WA grain growers look set to bring in another big crop in 2022-23, with estimates for the upcoming harvest set to start in October and run until February sitting at about 20Mt.

Rural Bank’s latest Trade Report, released today, revealed WA was the third-biggest agricultural exporter by value in 2021-22, behind Victoria ($17.4b) and New South Wales ($12.7b).

WA was well ahead of Queensland ($10.6b), South Australia ($7.6b) and Tasmania ($1b) — all of which experienced growth, while agricultural exports from the Northern Territory plummeted 27.7 per cent to their lowest value since 2013-14, to $413m.

Harvesting barley at Boyup Brook farmer Ben Creek's property.
Camera IconHarvesting barley at Boyup Brook farmer Ben Creek's property. Credit: Cally Dupe/Countryman

There was plenty of good news for WA in the report, which also revealed the west had retained its title as the nation’s biggest vegetable exporter by State, accounting for more than 90 per cent of the nation’s carrot exports.

Fruit and vegetable exports from WA grew $8.8m and $4.5m respectively.

Vegetable exports were worth $120m, more than double the second-richest vegetable exporting state of Victoria at $52.2m.

Both states were the only two to record significant increases in fruit exports, with WA recording up 24.6 per cent to $44 million.

This was partially driven by an $8.6 million, up 336 per cent by value, increase in WA avocado exports.

VegetablesWA project manager Manus Stockdale said the State’s proximity to Asia and quality products meant demand was strong.

“Carrot exports are big in WA because we produce high-quality carrots at a globally competitive price,” he said.

“The quality of the produce we produce is exceptional, and we have proximity to South East Asia.

“Our freight is more expensive but our sea freight is five to seven days to Asia.”

Nationally, an increase in the average vegetable export price helped to offset a decline in volume, with exports declining 1.6 per cent.

Mr Stockdale said farmers’ margins were being squeezed by soaring prices for farm inputs, sea and air freight, and labour, as well as difficulty finding workers.

“Most growers are dealing with 20 to 50 per cent less staff... and that would certainly contribute to a decrease in exports,” he said.

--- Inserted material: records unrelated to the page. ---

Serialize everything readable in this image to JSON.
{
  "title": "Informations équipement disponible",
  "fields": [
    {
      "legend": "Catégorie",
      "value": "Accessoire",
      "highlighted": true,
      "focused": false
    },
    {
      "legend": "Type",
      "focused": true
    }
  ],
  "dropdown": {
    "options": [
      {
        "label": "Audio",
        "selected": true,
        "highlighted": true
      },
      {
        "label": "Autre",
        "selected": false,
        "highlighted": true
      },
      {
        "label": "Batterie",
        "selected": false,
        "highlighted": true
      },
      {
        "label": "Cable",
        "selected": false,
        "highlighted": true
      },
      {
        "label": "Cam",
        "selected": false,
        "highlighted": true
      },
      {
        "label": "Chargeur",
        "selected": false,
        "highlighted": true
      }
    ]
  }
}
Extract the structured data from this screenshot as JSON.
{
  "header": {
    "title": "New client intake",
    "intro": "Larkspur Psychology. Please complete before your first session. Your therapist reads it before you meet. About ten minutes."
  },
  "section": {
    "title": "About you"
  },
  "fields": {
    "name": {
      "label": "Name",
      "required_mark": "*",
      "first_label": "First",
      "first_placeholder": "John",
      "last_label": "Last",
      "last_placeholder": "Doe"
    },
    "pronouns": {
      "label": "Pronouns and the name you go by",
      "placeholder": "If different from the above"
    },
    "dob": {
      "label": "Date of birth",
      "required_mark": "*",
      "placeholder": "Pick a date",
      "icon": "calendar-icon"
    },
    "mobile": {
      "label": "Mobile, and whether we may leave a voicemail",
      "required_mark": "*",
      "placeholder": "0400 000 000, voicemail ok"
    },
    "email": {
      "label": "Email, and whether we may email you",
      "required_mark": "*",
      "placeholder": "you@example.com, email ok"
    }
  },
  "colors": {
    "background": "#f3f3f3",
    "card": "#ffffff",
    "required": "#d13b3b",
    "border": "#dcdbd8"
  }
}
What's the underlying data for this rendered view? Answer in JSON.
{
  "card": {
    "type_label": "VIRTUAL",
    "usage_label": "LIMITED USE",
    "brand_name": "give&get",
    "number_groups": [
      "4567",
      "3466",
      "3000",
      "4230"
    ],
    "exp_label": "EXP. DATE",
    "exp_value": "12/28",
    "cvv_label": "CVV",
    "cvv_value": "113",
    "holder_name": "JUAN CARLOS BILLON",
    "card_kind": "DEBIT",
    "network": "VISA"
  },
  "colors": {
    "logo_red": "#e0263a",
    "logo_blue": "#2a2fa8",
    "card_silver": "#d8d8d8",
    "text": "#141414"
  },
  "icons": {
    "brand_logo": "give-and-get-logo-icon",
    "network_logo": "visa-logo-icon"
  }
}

Wool exports were also a strong performer for WA, rising by $195m, while lamb exports were up $98m, beef exports were up $57m, and and wine bucked a national trend to increase 5.1 per cent to account for 2 per cent of national value.

WA slipped from its long-established position as the most valuable seafood exporting state, with export values falling 10 per cent after unofficial ban on exports to China significantly weakened national demand for rock lobsters.

Seafood and dairy were the only commodity groups to record declines in WA, down 10 per cent and 18 per cent respectively.

Nationally, live sheep exports continued to decline in value with an 8.2 per cent fall in 2021-22 to only $85 million.

The fall was led by an 18.8 per cent fall in the number of sheep exported, offset by a 13.1 per cent rise in average price.

The national value of live sheep exports in 2021-22 is only a third of what it was four years ago in 2017-18 with the Federal Government’s ban on trade to Middle East during the northern hemisphere summer has dramatically restricted export volumes.

Diversification was a key theme in 2021-22, with a strong recovery in exports to China after a large decline in 2020-21 and a share of export value outside top 10 markets rising 37 per cent.

The report heralded room for more upside with trade agreements with the UK and India set to come into effect.

The latest Federal Government figures show agricultural exports reaching a record $64.9 billion in 2022-23, but the National Farmers Federation president Fiona Simson said the positive numbers concealed the “cost of farming” crunch impacting farmers.

Australian Bureau of Agricultural and Resource Economics and Sciences’ latest forecast predicts the industry’s gross value will tip past $80b for a second consecutive year on the back of favourable weather conditions and high world food prices, but Ms Simson said many farmers were facing “eye-watering” production costs.